Ces renseignements géologiques sont de LABOURET (1925) et de MARCELIN (1971). L’ensemble de la région est une pénéplaine monotone, mollement ondulée, qui oscille entre 250 et 350 mètres d’altitude et culmine dans la région de Lorhosso. L’érosion a mis en relief les roches basiques qui forment des ensembles de collines surplombant la plaine de 200 mètres en moyenne. Les principaux massifs sont situés au Sud-est de Karankasso, dans la région de Gaoua, au Sud de Kampti, au Sud de Batié et autour de Kpéré. Des quartzites birrimiens et certains filons de quartz se marquent par des reliefs plus mous et plus discontinus, alors que les schistes ont été altérés et ravinés, parfois profondément. Les domaines granitiques ont été rabotés par l’érosion ; on n’y observe par places que des dalles ou des boules éparses au niveau de la pénéplaine. Les cuirasses latéritiques, nombreuses, apportent un peu de variété par leurs reliefs tabulaires festonnés de végétation. Le point culminant est le mont Nouéhé ou Koyo dont le chapeau bauxitique avoisine 600 mètres d’altitude. A l’Ouest, le lit du Mouhoun, peu encaissé, descend en pente douce de 240 mètres au Nord à 220 mètres au Sud. Le terroir de Dankana est entièrement plat et les bas-fonds n’occupent qu’une très faible partie (NILL, 1999).

3. Cadre pédologique

3.1. Classification des sols.

D’après les études pédologiques de l’INERA et al. (2002), les sols du terroir de Dankana sont de texture gravillonnaire à profondeur faible. La majeure partie du terroir est occupée par des sols gravillonnaires avec des sols sableux à sablo-argileux ou limoneux le long des cours d’eau et dans les bas-fonds. Des affleurements de cuirasse apparaissent et occupent une partie des versants de bas-fonds.

3.2. Occupation des sols

Les différents types de sol ont en général des vocations bien définies et leur distinction est précieuse pour fixer leur meilleure utilisation possible : zones agricoles ou maraîchères, zones de parcours du bétail, zones susceptibles de porter des forêts de production, zones qui doivent être protégées par le maintien de la végétation naturelle ou par des reboisements. Toute action modifiant l’équilibre végétal entraîne une évolution du sol qui se traduit tôt ou tard, quand elle est mal conduite, par une dégradation ou une stérilisation du terrain. La végétation forestière est liée à la nature du sol mais elle contribue également à la formation d’un sol qui lui est propre (RIEFFEL et MOREAU, 1956).
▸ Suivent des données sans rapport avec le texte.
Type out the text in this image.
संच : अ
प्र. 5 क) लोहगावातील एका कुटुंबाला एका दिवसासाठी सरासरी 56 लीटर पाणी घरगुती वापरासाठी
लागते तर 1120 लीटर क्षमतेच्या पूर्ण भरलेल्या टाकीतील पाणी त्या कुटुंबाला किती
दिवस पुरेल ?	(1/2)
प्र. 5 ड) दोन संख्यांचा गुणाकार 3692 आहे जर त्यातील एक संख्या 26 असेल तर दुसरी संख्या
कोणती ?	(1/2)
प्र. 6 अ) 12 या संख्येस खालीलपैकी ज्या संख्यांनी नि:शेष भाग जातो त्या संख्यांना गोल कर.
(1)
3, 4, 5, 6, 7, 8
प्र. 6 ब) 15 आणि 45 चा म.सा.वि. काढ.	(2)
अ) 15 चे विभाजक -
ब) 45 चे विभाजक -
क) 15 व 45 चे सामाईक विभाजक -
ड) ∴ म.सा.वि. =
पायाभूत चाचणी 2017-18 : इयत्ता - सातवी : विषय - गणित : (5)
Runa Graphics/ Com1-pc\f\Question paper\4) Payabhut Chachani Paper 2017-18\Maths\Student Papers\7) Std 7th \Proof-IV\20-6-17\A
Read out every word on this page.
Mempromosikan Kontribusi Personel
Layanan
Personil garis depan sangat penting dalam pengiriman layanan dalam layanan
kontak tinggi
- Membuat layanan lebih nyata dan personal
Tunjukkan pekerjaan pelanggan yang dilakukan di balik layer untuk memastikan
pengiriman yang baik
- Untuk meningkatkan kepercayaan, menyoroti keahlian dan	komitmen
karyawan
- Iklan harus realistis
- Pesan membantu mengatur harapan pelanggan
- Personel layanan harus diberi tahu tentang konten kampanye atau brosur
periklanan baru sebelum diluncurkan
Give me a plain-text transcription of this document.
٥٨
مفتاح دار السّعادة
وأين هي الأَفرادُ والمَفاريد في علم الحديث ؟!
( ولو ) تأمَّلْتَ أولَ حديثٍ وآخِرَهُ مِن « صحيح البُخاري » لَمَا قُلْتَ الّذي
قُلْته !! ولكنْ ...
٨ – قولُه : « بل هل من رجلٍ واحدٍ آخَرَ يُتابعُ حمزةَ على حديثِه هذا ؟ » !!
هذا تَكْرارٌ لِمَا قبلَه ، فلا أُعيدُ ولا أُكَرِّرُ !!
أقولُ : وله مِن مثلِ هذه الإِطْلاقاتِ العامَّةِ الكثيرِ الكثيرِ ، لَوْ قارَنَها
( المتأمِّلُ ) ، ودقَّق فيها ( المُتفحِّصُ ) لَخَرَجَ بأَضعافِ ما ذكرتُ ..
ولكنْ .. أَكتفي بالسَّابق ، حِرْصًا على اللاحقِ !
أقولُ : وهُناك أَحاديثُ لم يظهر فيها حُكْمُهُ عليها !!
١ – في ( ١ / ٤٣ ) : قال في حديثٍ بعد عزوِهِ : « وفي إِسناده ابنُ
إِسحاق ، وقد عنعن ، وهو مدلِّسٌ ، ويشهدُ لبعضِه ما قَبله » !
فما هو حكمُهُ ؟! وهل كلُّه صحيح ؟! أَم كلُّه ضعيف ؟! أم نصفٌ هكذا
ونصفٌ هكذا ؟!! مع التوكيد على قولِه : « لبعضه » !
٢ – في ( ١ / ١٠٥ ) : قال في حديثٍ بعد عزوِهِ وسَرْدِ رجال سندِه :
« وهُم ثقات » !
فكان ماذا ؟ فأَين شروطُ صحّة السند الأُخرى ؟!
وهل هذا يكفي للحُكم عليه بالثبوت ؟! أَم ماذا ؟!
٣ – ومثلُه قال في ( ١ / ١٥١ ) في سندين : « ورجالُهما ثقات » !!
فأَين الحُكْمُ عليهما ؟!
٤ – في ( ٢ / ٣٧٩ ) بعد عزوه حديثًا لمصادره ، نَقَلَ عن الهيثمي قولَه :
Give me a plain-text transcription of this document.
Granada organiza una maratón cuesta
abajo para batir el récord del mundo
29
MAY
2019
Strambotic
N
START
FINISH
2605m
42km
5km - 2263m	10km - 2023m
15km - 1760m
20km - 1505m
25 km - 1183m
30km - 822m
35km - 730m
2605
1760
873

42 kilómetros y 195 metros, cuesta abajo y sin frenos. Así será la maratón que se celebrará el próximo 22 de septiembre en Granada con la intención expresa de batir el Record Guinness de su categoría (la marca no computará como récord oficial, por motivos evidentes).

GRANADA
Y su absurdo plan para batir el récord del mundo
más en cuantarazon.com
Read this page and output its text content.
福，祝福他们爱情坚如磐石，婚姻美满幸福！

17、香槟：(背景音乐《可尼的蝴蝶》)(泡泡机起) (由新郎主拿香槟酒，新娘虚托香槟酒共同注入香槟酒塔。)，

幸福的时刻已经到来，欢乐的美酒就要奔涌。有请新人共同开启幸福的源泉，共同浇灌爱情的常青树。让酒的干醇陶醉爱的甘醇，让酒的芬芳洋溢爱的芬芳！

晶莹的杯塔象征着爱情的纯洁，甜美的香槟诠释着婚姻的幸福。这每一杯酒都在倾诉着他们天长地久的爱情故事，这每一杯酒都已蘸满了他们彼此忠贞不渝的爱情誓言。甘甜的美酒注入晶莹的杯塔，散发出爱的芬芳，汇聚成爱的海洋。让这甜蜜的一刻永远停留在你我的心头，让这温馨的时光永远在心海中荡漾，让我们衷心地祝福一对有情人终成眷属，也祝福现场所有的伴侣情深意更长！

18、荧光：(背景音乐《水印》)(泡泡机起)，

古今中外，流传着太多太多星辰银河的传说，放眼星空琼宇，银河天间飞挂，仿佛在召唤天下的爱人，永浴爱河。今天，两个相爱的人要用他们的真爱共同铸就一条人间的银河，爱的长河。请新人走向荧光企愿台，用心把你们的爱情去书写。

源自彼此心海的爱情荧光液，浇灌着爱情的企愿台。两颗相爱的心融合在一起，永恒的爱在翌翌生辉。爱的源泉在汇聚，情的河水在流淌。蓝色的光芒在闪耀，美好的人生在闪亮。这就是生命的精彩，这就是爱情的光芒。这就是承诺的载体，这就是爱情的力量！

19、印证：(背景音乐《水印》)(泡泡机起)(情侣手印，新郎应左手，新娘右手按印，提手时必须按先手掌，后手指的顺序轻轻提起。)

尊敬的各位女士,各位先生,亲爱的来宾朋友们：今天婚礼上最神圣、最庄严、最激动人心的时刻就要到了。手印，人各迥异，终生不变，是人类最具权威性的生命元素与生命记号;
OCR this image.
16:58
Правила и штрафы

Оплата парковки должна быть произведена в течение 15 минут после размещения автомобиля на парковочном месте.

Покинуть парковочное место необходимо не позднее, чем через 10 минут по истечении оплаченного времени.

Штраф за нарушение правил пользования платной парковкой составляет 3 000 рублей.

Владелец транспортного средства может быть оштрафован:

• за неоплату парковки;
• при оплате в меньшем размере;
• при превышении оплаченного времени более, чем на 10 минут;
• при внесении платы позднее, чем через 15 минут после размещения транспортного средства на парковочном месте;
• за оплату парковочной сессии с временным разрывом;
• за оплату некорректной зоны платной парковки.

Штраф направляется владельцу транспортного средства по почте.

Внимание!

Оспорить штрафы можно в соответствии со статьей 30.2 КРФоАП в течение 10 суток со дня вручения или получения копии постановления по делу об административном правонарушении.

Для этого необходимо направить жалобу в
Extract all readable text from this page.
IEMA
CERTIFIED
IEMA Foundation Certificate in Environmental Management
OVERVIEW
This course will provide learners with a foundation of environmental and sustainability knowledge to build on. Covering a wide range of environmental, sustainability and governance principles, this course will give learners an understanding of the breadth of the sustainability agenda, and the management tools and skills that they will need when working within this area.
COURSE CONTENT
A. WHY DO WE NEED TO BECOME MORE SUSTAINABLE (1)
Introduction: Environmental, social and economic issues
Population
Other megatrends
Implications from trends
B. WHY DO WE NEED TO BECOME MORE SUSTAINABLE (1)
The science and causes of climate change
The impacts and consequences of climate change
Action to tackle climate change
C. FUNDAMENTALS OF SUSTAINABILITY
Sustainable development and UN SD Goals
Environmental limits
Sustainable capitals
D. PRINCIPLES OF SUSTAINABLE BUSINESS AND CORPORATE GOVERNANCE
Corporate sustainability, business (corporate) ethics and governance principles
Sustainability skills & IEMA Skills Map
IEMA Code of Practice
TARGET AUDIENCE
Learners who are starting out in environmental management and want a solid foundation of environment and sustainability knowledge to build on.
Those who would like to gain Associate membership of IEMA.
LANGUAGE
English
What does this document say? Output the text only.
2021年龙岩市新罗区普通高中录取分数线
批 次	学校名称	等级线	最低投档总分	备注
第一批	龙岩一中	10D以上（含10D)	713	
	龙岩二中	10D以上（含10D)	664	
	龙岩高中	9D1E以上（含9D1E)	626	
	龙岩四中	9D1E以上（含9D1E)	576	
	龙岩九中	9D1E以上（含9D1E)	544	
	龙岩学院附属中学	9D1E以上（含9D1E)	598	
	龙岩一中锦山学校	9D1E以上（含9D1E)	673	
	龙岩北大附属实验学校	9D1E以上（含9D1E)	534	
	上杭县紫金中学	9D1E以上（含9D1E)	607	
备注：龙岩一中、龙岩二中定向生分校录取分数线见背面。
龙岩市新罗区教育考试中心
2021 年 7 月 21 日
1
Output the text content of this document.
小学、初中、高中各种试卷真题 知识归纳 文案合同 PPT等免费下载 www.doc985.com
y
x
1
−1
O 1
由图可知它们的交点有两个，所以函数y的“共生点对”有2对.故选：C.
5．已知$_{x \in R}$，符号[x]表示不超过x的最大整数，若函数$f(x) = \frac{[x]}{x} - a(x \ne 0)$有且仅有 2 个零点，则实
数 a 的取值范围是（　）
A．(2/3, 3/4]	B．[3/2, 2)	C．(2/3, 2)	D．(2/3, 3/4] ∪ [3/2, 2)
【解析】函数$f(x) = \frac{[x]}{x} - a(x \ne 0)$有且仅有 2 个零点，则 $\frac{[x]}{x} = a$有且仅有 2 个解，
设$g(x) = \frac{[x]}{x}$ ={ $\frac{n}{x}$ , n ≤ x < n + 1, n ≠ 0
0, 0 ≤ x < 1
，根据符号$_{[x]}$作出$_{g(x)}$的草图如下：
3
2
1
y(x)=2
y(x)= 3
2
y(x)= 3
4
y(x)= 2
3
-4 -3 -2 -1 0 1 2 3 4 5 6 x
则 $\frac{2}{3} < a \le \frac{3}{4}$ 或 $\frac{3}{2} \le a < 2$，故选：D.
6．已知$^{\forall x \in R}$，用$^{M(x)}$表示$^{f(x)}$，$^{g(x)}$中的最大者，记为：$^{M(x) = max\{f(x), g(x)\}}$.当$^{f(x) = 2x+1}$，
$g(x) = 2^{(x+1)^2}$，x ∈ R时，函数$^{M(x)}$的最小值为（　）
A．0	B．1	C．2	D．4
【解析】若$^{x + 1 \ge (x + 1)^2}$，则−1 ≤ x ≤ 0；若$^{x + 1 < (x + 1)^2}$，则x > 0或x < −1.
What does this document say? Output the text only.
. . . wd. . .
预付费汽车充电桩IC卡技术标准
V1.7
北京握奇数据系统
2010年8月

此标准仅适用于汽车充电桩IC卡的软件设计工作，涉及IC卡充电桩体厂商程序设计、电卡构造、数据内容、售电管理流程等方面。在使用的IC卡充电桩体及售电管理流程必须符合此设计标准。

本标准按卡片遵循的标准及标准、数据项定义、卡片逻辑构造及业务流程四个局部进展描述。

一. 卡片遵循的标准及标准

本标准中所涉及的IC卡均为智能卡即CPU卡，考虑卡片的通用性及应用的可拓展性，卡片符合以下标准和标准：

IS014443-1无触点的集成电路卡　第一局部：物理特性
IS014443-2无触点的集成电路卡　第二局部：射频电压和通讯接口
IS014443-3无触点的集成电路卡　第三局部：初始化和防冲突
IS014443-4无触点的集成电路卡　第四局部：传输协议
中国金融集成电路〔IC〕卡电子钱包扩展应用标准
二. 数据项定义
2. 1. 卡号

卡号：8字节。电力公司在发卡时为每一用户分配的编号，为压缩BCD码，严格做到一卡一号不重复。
L’espace agraire se catégorise en types de sols à vocation agricole diversifiée. Ainsi les communautés villageoises (Dagara) distinguent huit types de sols (INERA et al., 2001) :

- Les sols latéritiques ou « Dalempoua » à vocation agricole nulle ;
- Les sols à texture sableuse et argileuse ou « Zii-biriziè », propices à la culture des céréales telles que le sorgho, le mil et des légumineuses comme le niébé, l’arachide et le voandzou. Ce type de sol se révèle également être apte à la production des tubercules comme les ignames ;
- Les sols des bas-fonds ou « Zii-varma », apte à la production de sorgho et de riz ;
- Les sols marécageux ou « Zii-plipla » à vocation agricole médiocre ;
- Les sols inondés ou « Zii-varmaziè » dont la vocation agricole est nulle ;
- Les sols argileux ou « Zii-bambiné » sur lesquels sont valorisées les céréales comme le sorgho et le maïs ;
- Les sols des champs de case ou « Zii-balezié ». Ces sols sont perpétullement exploités par les communautés villageoises et de ce fait, ne sont jamais mis en jachère. La spécificité d’un tel type de sol vient du fait qu’il bénéficie périodiquement d’un amendement organique. Ainsi, fumier, détritus ménagers, compost constituent les éléments fertilisants majeurs des champs de case ;
- Les sols gravillonnaires ou « Kosbè-ziè », aptes à la production de maïs, de niébé, du mil et du sorgho.
- Les champs de brousse sont exploités pendant un temps allant de 4 à 6 ans, après quoi, ils sont laissés en jachères pendant un temps nécessaire à la reconstitution de leur fertilité.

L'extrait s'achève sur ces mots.